"Then Leoline is French and of noble birth?" said Sir Norman, with

a thrill of pleasure. "I loved her for herself alone, and would have

wedded her had she been the child of a beggar; but I rejoice to hear

this nevertheless. Her father, then, bore a title?"

"Her father was the Marquis de Montmorenci, but Leoline's mother and

mine were not the same--had they been, the lives of all four might have

been very different; but it is too late to lament that now. My mother

had no gentle blood in her veins, as Leoline's had, for she was but a

fisherman's daughter, torn from her home, and married by force. Neither

did she love my father notwithstanding his youth, rank, and passionate

love for her, for she was betrothed to another bourgeois, like herself.

For his sake she refused even the title of marchioness, offered her in

the moment of youthful and ardent passion, and clung, with deathless

truth, to her fisher-lover. The blood of the Montmorencis is fierce

and hot, and brooks no opposition" (Sir Norman thought of Miranda, and

inwardly owned that that was a fact); "and the marquis, in his jealous

wrath, both hated and loved her at the same time, and vowed deadly

vengeance against her bourgeois lover. That vow he kept. The young

fisherman was found one morning at his lady-love's door without a head,

and the bleeding trunk told no tales.

"Of course, for a while, she was distracted and so on; but when the

first shock of her grief was over, my father carried her off, and

forcibly made her his wife. Fierce hatred, I told you, was mingled with

his fierce love, and before the honeymoon was over it began to break

out. One night, in a fit of jealous passion, to which he was addicted,

he led her into a room she had never before been permitted to enter;

showed her a grinning human skull, and told her it was her lover's!
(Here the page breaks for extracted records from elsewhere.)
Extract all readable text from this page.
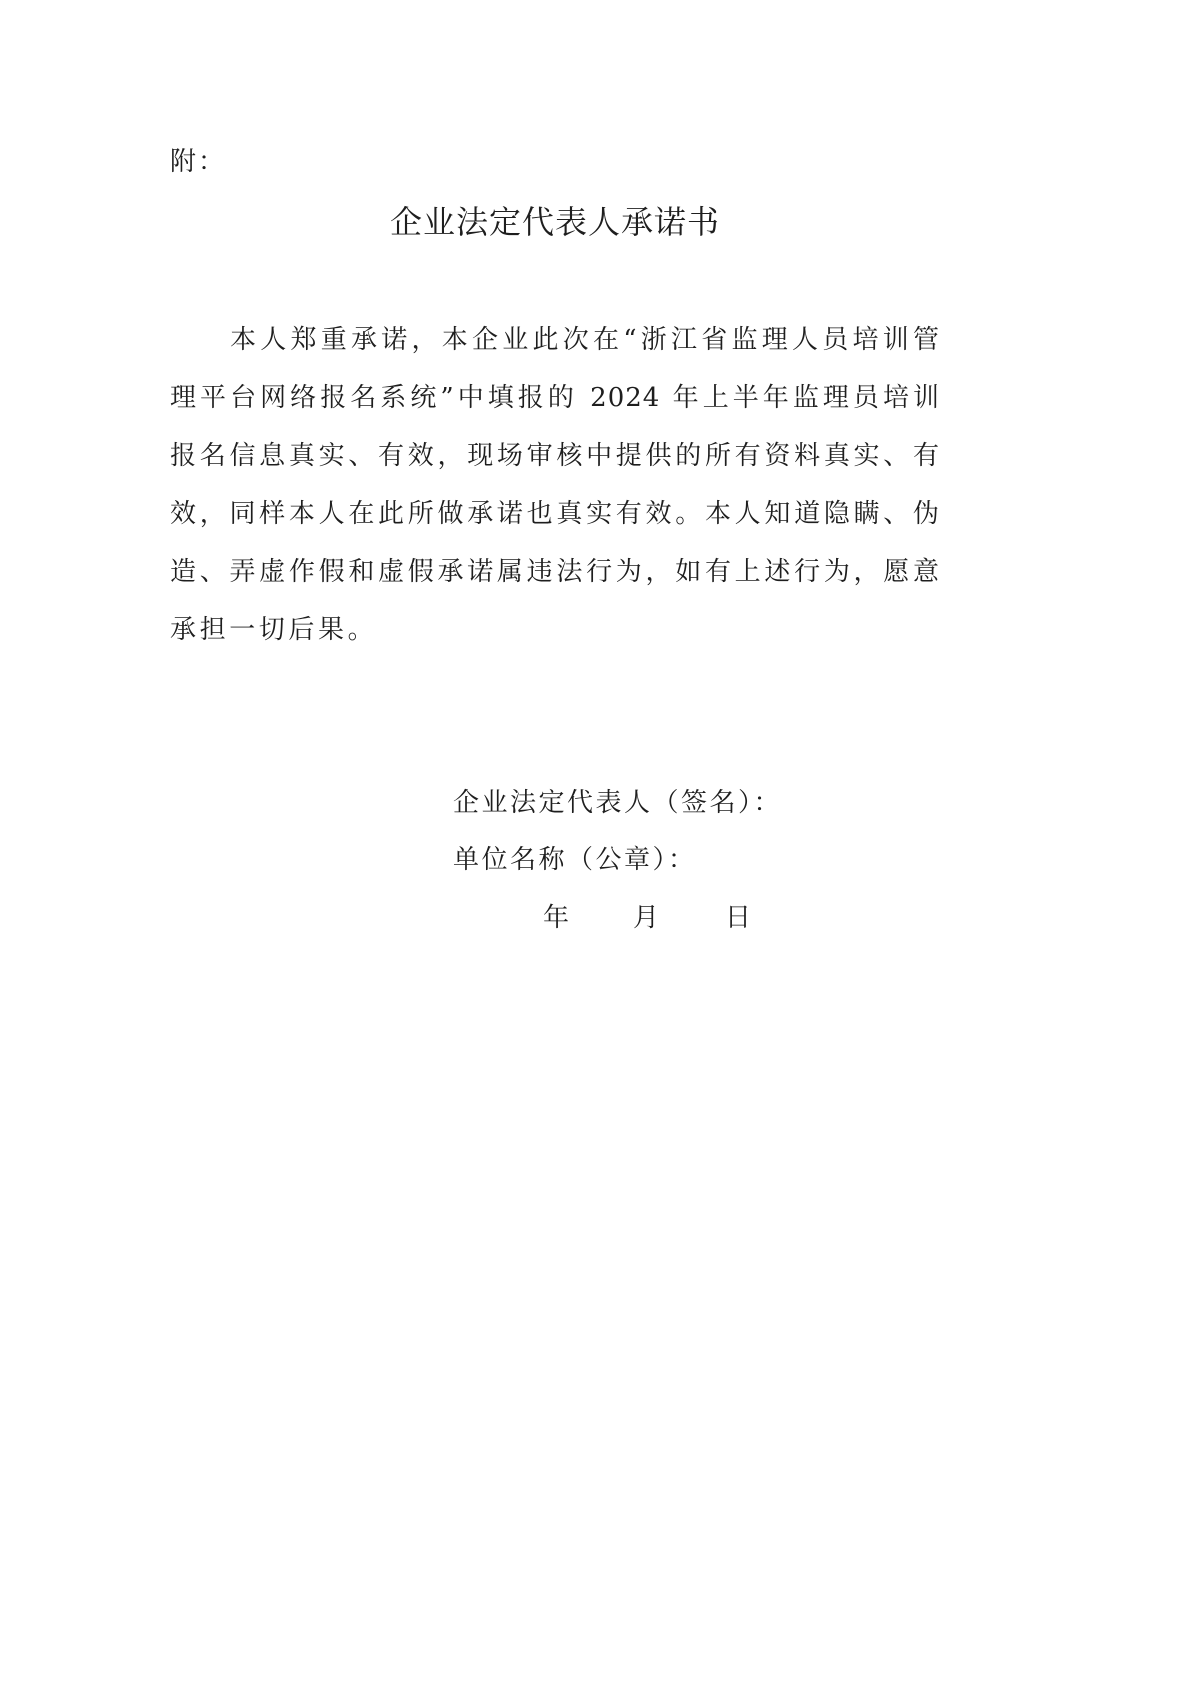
附：
企业法定代表人承诺书
本人郑重承诺，本企业此次在“浙江省监理人员培训管
理平台网络报名系统”中填报的 2024 年上半年监理员培训
报名信息真实、有效，现场审核中提供的所有资料真实、有
效，同样本人在此所做承诺也真实有效。本人知道隐瞒、伪
造、弄虚作假和虚假承诺属违法行为，如有上述行为，愿意
承担一切后果。
企业法定代表人（签名）：
单位名称（公章）：
年 月	日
In his cruel exultation, he confessed all; how he had caused him to be

murdered; his head severed from the body; and brought here to punish

her, some day, for her obstinate refusal to love him.

"Up to this time she had been quiet and passive, bearing her fate with

a sort of dumb resignation; but now a spirit of vengeance, fiercer and

more terrible than his own, began to kindle within her; and, kneeling

down before the ghastly thing, she breathed a wish--a prayer--to the

avenging Jehovah, so unutterably horrible, that even her husband had

to fly with curdling blood from the room. That dreadful prayer was

heard--that wish fulfilled in me; but long before I looked on the light

of day that frantic woman had repented of the awful deed she had done.

Repentance came too late the sin of the father was visited on the child,

and on the mother, too, for the moment her eyes fell upon me, she became

a raving maniac, and died before the first day of my life had ended.